ICC Jakarta – Pada pembahasan sebelumnya telah dibahas mengenai pentingnya institusi keluarga dalam Islam. Pentingnya keluarga sedemikian sehingga sehatnya sebuah masyarakat tergantung dari bagaimana keadaan-keadaan keluarga yang membentuk sebuah masyarakat. Setelah menyinggung mengenai anjuran-anjuran untuk mengikuti sunah Rasulullah, kemudian Islam menjelaskan beberapa filosofi pernikahan yang bertujuan mengantarkan manusia kepada kebahagiaan dunia dan akhirat.
- Pernikahan, kunci ketenangan dan kedamaian
Dalam al-Quran surat Al-A’raf ayat 189, Allah Swt berfirman: “Dialah yang menciptakan kamu dari diri yang satu dan daripadanya Dia menciptakan istrinya agar dia merasa tenang.” Ayat ini menegaskan bahwa laki-laki dan perempuan berasal dari diri yang satu dan pernikahan sebagai kunci ketenangan. Dalam surat Ar-Ruum ayat 21, Allah Swt berfirman: “Dan di antara tanda-tanda kekuasaan-Nya ialah Dia menciptakan untukmu istri-istri dari jenismu sendiri, supaya kamu cenderung dan merasa tentram kepadnya, dan dijadikan-Nya di antaramu kasih sayang dan rahmat. Sesungguhnya pada yang demikian itu benar-benar terdapat tanda-tanda bagi kaum yang berpikir.”

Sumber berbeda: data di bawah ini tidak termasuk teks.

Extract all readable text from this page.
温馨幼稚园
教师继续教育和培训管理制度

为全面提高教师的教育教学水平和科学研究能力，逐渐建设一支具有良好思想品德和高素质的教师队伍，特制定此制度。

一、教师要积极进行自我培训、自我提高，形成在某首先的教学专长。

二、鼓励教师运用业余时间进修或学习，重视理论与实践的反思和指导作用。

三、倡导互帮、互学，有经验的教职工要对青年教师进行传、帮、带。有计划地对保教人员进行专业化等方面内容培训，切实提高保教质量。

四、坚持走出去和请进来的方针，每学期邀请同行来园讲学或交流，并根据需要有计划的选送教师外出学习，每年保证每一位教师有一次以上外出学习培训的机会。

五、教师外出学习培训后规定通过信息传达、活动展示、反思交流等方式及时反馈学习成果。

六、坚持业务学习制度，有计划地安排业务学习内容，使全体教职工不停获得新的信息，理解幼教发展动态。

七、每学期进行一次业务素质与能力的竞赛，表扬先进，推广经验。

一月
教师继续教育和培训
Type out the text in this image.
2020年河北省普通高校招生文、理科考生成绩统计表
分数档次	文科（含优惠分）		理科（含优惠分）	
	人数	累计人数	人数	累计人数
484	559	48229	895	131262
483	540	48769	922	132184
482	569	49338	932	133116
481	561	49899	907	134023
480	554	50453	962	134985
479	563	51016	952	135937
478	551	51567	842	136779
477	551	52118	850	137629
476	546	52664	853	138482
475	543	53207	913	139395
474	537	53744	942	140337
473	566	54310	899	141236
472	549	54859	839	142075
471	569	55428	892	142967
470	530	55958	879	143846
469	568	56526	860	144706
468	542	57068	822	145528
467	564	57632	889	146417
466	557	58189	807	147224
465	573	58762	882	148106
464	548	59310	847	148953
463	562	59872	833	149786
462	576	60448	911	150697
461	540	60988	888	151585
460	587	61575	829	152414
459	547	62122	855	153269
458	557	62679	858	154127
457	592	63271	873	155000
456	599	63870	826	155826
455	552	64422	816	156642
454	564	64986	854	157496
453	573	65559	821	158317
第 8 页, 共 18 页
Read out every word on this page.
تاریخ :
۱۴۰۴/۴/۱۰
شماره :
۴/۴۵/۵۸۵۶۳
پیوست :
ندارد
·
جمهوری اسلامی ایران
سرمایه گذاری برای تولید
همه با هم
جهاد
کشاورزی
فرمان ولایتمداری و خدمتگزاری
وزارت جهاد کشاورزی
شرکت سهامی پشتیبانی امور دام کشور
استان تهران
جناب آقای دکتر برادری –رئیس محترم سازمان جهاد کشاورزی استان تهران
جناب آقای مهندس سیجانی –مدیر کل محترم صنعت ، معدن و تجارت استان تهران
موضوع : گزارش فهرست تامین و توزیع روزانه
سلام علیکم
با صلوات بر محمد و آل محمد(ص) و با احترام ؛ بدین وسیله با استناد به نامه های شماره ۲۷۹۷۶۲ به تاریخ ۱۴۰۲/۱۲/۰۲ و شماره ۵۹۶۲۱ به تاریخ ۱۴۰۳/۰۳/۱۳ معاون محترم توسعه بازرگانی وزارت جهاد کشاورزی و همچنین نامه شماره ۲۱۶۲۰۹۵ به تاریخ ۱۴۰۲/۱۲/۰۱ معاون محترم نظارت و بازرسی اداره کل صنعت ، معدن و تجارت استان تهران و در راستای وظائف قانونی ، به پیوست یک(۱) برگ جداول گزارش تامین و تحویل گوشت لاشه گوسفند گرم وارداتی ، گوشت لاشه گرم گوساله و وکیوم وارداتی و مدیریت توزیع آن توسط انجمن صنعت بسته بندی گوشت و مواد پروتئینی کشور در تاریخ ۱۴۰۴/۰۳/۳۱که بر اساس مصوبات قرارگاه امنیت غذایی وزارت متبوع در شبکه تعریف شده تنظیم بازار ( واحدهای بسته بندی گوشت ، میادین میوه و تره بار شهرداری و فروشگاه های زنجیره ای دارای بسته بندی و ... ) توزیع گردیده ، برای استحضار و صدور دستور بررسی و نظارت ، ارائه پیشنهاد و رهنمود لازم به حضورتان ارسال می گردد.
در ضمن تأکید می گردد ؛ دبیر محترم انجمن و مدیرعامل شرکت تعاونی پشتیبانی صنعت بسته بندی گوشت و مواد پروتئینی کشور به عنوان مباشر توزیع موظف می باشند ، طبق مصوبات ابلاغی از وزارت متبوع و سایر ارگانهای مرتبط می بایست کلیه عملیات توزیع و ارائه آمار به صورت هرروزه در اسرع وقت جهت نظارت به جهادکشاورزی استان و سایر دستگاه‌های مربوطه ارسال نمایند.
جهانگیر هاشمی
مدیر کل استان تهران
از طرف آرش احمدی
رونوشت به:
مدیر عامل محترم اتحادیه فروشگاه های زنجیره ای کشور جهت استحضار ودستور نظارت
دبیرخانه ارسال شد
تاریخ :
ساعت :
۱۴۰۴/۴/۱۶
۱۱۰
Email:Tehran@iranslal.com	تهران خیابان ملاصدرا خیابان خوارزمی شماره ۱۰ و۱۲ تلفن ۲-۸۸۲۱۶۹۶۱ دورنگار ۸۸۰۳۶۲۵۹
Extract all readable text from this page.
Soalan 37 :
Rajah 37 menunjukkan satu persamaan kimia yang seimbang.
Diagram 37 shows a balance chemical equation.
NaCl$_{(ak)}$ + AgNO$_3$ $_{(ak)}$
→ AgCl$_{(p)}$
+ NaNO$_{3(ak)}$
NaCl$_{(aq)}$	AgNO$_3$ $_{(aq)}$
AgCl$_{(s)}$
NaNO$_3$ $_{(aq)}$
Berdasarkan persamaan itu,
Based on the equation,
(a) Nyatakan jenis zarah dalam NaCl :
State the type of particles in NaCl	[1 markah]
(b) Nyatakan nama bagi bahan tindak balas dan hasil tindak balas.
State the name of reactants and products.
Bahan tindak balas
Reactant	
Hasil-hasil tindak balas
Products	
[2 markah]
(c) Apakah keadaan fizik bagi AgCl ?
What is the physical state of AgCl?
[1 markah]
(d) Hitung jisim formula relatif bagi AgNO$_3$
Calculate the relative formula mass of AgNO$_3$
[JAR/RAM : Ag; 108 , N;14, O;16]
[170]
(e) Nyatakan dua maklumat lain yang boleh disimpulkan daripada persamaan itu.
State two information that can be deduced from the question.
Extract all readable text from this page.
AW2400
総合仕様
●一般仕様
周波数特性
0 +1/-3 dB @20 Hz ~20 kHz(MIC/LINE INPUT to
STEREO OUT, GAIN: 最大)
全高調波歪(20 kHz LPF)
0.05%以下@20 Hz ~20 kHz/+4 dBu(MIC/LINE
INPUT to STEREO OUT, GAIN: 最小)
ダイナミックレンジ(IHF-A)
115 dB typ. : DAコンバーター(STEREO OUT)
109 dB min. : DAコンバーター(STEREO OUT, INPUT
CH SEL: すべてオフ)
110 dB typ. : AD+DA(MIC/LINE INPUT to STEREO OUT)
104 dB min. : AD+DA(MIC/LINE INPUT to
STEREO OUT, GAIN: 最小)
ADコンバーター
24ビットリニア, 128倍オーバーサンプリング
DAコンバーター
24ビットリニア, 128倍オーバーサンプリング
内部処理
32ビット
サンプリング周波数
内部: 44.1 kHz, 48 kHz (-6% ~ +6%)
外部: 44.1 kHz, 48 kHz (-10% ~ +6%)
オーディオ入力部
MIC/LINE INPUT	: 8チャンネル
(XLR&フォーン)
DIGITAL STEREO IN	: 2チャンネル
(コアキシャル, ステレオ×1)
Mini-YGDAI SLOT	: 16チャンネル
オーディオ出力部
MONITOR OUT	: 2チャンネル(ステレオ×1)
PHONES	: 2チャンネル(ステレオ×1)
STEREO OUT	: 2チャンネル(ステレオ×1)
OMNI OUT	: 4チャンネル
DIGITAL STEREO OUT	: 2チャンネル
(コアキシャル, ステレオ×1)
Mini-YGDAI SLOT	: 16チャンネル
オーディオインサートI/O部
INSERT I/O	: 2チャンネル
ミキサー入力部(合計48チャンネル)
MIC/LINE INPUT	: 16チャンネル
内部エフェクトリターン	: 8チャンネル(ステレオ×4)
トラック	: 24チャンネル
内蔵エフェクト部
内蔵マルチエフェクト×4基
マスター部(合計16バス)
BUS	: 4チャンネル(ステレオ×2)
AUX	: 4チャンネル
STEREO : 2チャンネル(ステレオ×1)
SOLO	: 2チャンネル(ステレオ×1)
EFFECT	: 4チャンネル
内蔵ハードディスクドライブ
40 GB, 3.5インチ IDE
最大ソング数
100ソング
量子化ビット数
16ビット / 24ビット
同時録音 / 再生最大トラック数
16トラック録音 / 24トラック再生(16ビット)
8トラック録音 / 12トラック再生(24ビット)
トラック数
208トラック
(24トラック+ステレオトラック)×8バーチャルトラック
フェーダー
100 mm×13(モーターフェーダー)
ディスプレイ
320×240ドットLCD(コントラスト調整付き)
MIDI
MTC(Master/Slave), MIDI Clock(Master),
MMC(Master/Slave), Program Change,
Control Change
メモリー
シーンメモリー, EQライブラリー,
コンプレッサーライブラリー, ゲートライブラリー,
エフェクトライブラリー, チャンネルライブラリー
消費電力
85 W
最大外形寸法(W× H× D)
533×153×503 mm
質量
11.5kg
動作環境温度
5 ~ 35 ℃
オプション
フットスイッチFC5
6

Pernikahan akan menghadirkan ketenangan, karena laki-laki dan perempuan adalah pelengkap dan pemberi rasa bahagia satu sama lain. Ia tidak akan sempurna tanpa kehadiran pasangannya dan setiap yang kekurangan akan terdorong untuk mencari kesempurnaan. Begitu juga setiap yang membutuhkan akan memiliki kecenderungan alamiah untuk memenuhinya. Oleh karena itu, wajar jika ada daya tarik yang kuat dan alamiah antara seseorang dengan pelengkapnya dan ia akan merasa damai jika sudah meraihnya.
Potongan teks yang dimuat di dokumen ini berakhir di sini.